IMPERCEPTIBLE RESISTANCES — Modern Art Project Blue Mountains (MAP BM). At the Everglades Gallery daily 11.00 am until 3.00 pm until the Sunday 23 December at 3.pm. http://www.nationaltrust.org.au/event/everglades-gallery-imperceptible-resistances

Curator Lizzy Marshall invited MAP BM artists to produce works which would demonstrate the resilience of the human spirit and subvert the networked or machined paradigms of life. In response to this call for works to be displayed in the Gallery within the world-renown Everglades National Trust site, 16 artists worked within their preferred mediums, to create imperceptible resistances to politics, conservation, personal freedom, and public spaces. This has resulted in a thematically coherent yet diverse body of work by the following featured artists: Vivienne Dadour, Frank Davey & Tess Rapa, Fiona Davies, Beata Geyer, Anne Graham, Danica Knezevic, Tom Loveday, Fleur MacDonald, Paul Mosig, Sean O’Keeffe, Naomi Oliver, Ebony Secombe, Rebecca Waterstone, and Gianni Wise.
The finished works play with, and subvert notions of, historical narrative and ownership, memory and power and, to paraphrase the invitation to the launch, posit heritage sites as places of resistance and change. Many works interrogate economies of oppression in surprising ways, creating beautiful or delicately unsettling pieces of art is the case with works by Fiona Davies, Anne Graham and Vivienne Dadour:
Fiona Davies continues her critique of the healthcare industry and its use of blood and plasma with another facet of the Blood and Silk Series Blood Farming/The Producers . (http://www.fionadavies.com.au/default4.asp)

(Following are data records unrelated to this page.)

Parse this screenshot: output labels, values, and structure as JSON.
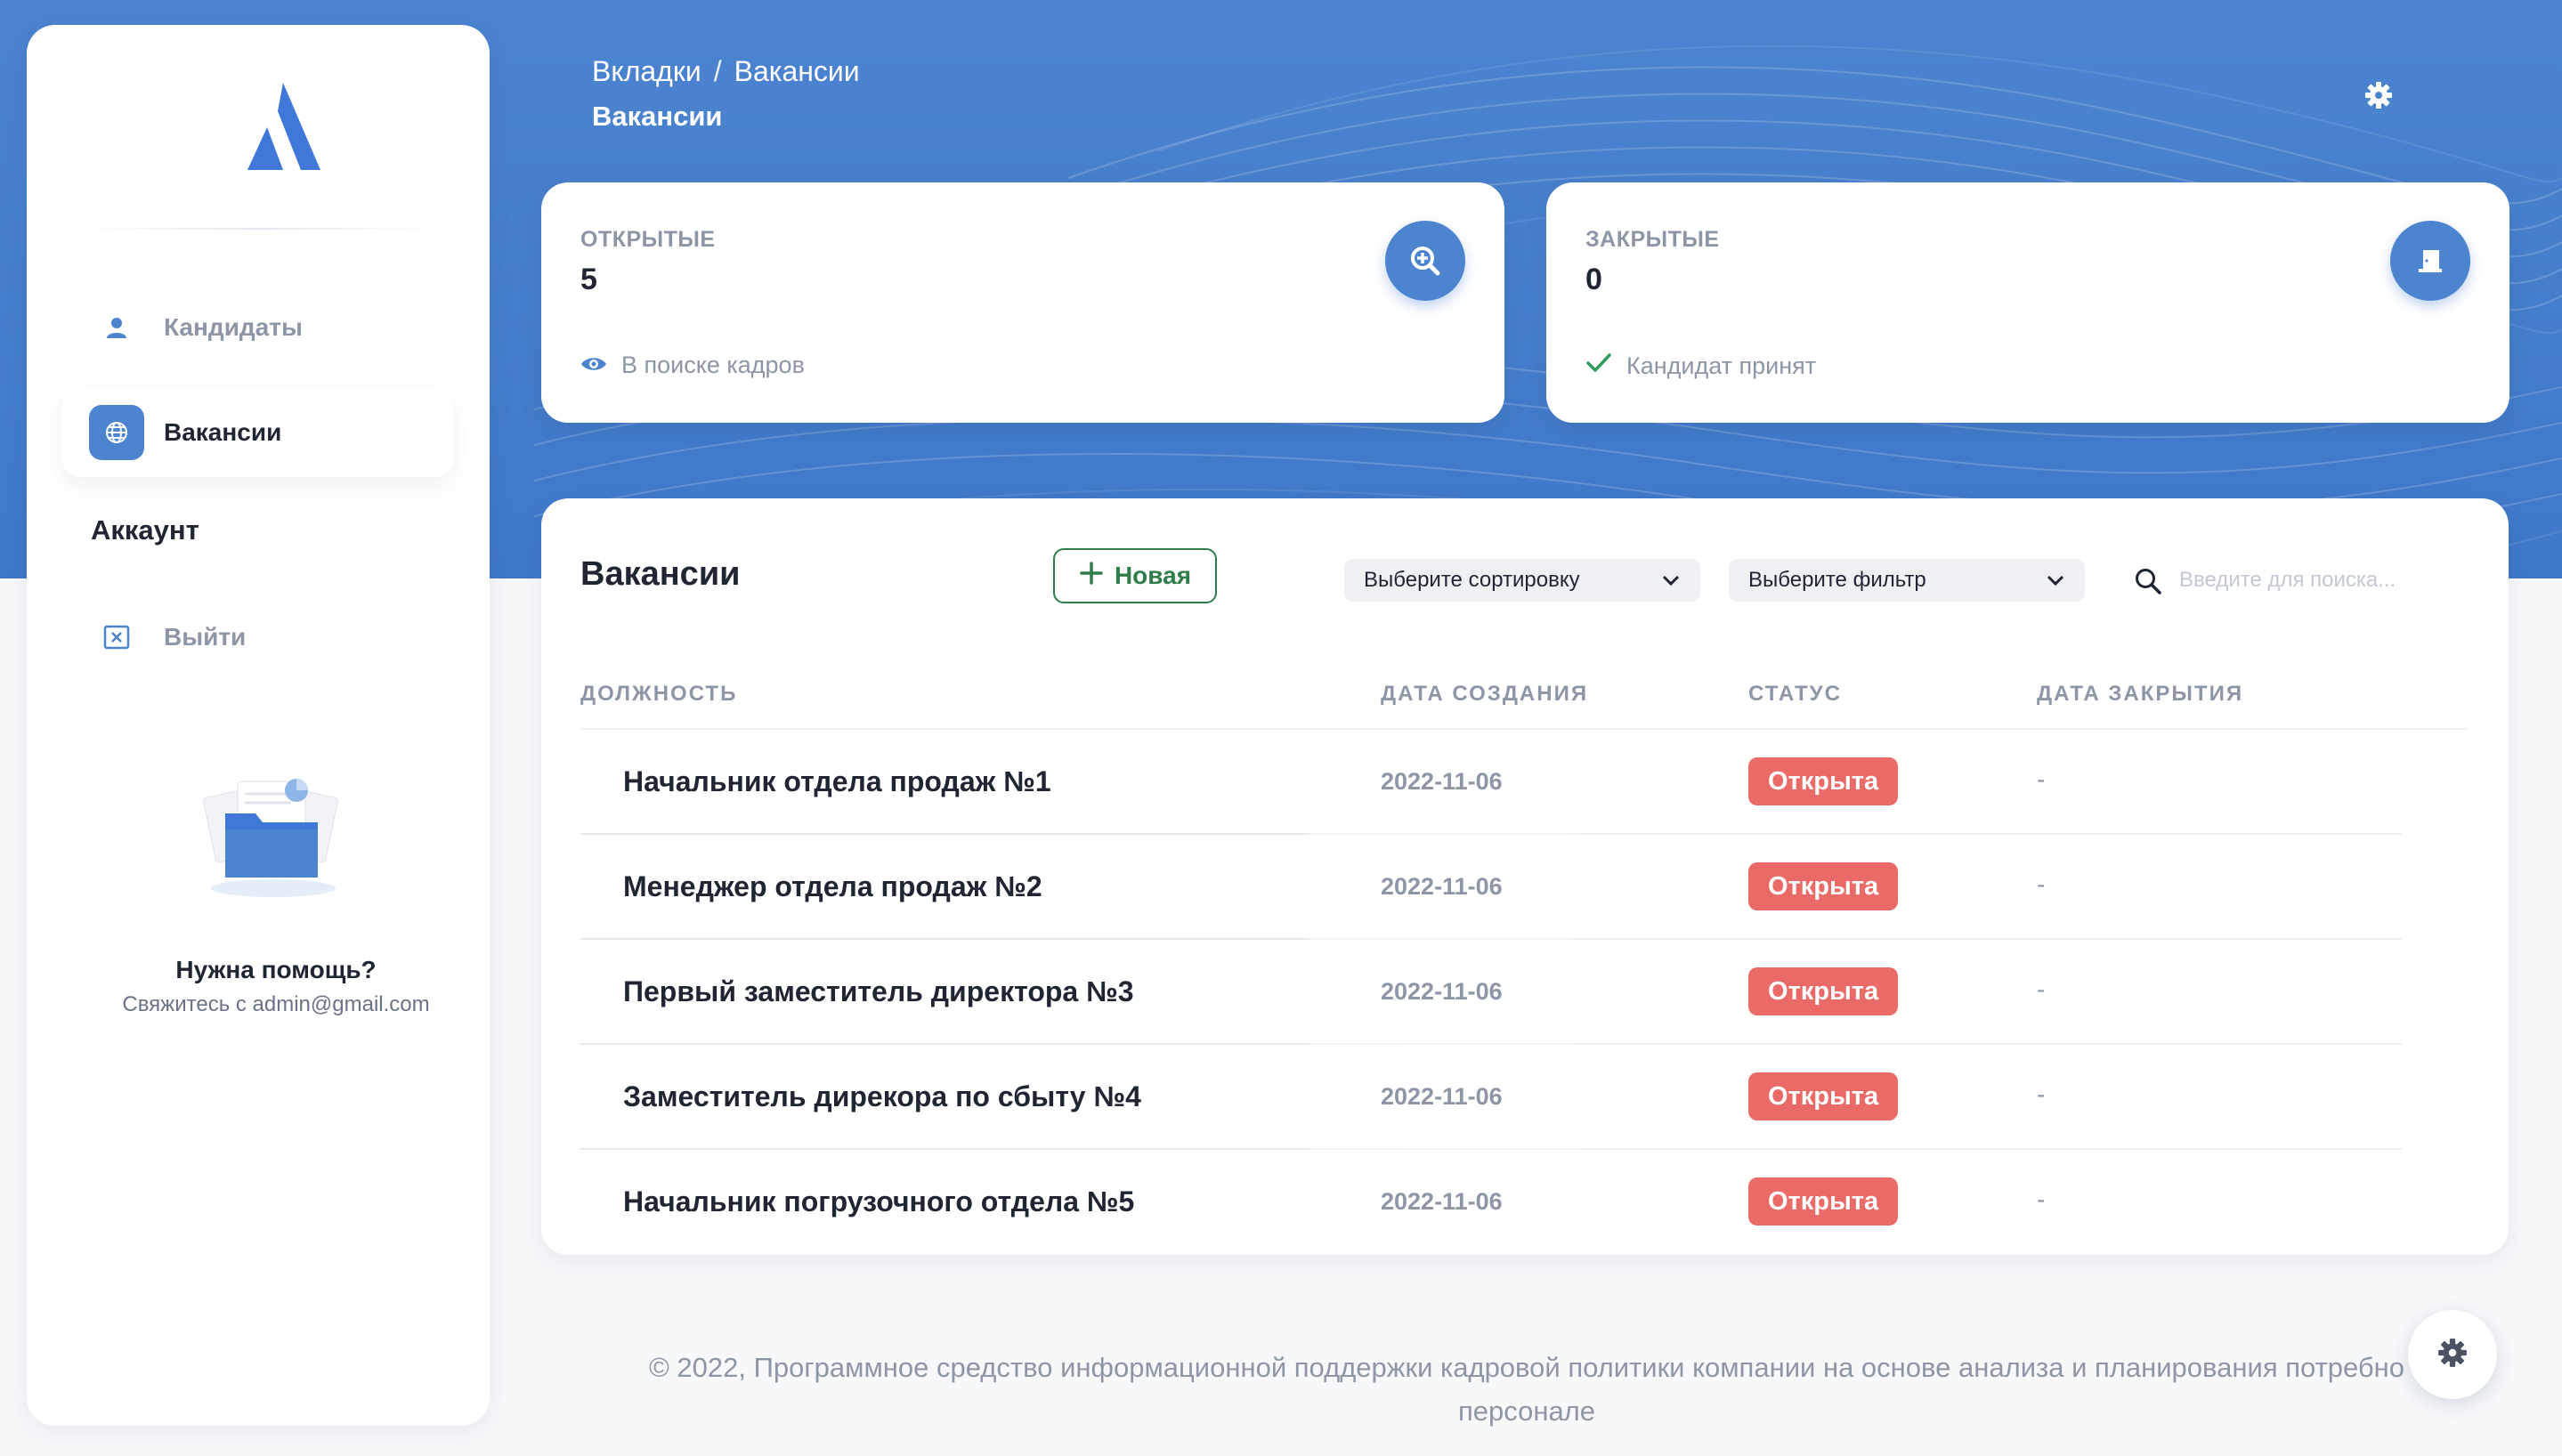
{
  "header": {
    "breadcrumb": [
      "Вкладки",
      "Вакансии"
    ],
    "breadcrumb_sep": "/",
    "title": "Вакансии",
    "settings_icon": "gear-icon"
  },
  "sidebar": {
    "logo_icon": "logo-icon",
    "items": [
      {
        "label": "Кандидаты",
        "icon": "user-icon",
        "active": false
      },
      {
        "label": "Вакансии",
        "icon": "globe-icon",
        "active": true
      }
    ],
    "account_title": "Аккаунт",
    "account_items": [
      {
        "label": "Выйти",
        "icon": "close-box-icon"
      }
    ],
    "help": {
      "illustration": "folder-illustration",
      "title": "Нужна помощь?",
      "subtitle": "Свяжитесь с admin@gmail.com"
    }
  },
  "stats": [
    {
      "label": "ОТКРЫТЫЕ",
      "value": "5",
      "icon": "zoom-icon",
      "foot_icon": "eye-icon",
      "foot": "В поиске кадров"
    },
    {
      "label": "ЗАКРЫТЫЕ",
      "value": "0",
      "icon": "door-icon",
      "foot_icon": "check-icon",
      "foot": "Кандидат принят"
    }
  ],
  "vacancies": {
    "title": "Вакансии",
    "new_button": "Новая",
    "sort_select": {
      "value": "Выберите сортировку"
    },
    "filter_select": {
      "value": "Выберите фильтр"
    },
    "search": {
      "placeholder": "Введите для поиска..."
    },
    "columns": [
      "ДОЛЖНОСТЬ",
      "ДАТА СОЗДАНИЯ",
      "СТАТУС",
      "ДАТА ЗАКРЫТИЯ"
    ],
    "rows": [
      {
        "position": "Начальник отдела продаж №1",
        "created": "2022-11-06",
        "status": "Открыта",
        "closed": "-"
      },
      {
        "position": "Менеджер отдела продаж №2",
        "created": "2022-11-06",
        "status": "Открыта",
        "closed": "-"
      },
      {
        "position": "Первый заместитель директора №3",
        "created": "2022-11-06",
        "status": "Открыта",
        "closed": "-"
      },
      {
        "position": "Заместитель дирекора по сбыту №4",
        "created": "2022-11-06",
        "status": "Открыта",
        "closed": "-"
      },
      {
        "position": "Начальник погрузочного отдела №5",
        "created": "2022-11-06",
        "status": "Открыта",
        "closed": "-"
      }
    ]
  },
  "footer": {
    "line1": "© 2022, Программное средство информационной поддержки кадровой политики компании на основе анализа и планирования потребно",
    "line2": "персонале"
  },
  "colors": {
    "primary": "#4c84d0",
    "badge_open": "#e96a67",
    "new_button": "#2f7d4a",
    "muted": "#8d96a6"
  }
}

Anne Graham’s piece (part of a larger series) beautifully explores notions of music, instruments, nationalism and warfare using a bricolage of elements including a pianola roll of the Blue Danube waltz, a keyboard and the delicately arranged pendants that prove to be on closer inspection the gleaming shell casings of bullets. In this silent piece, Graham renders an iconic musical piece as a visual rather than aural experience, whilst summoning associations in the mixed media of the punch card technology of IG Farben’s Hollerith numbers which, via the Nazi Holocaust fed into IBM and ultimately shaped the world we live in today.

Three of the Vivienne Dadour works in this show are site specific explorations of the Everglades itself, after much detailed research of the National Trust archive.The works foreground the magnificent and undervalued contribution made by the unknown craftsmen who worked on creating the terraces, walls and vistas that form the grand hard landscaping of this wonderful design by the acclaimed landscape gardener by Paul Sorensen.

The other works are of uniformly high standard and there are some wonderful pieces that would make great Christmas presents for yourself or someone you love a lot.
Imperceptible resistances builds on the successes of two other shows involving MAP BM artists: Explorers: narratives of site and Kiosk 3×6 projects. As Rochford Press is now based in the Blue Mountains, we were delighted to encounter MAP BM and to learn that it has a great 2019 planned under the guidance of President Fiona Davies, with the support of Vice-President Ian Milliss, Treasurer Beata Geyer and Secretary Alex Gooding with committee members Vivienne Dadour, Naomi Oliver and Rebecca Waterstone.
– Linda Adair
Linda Adair is a Blue Mountains based writer and critic and one half of Rochford Press.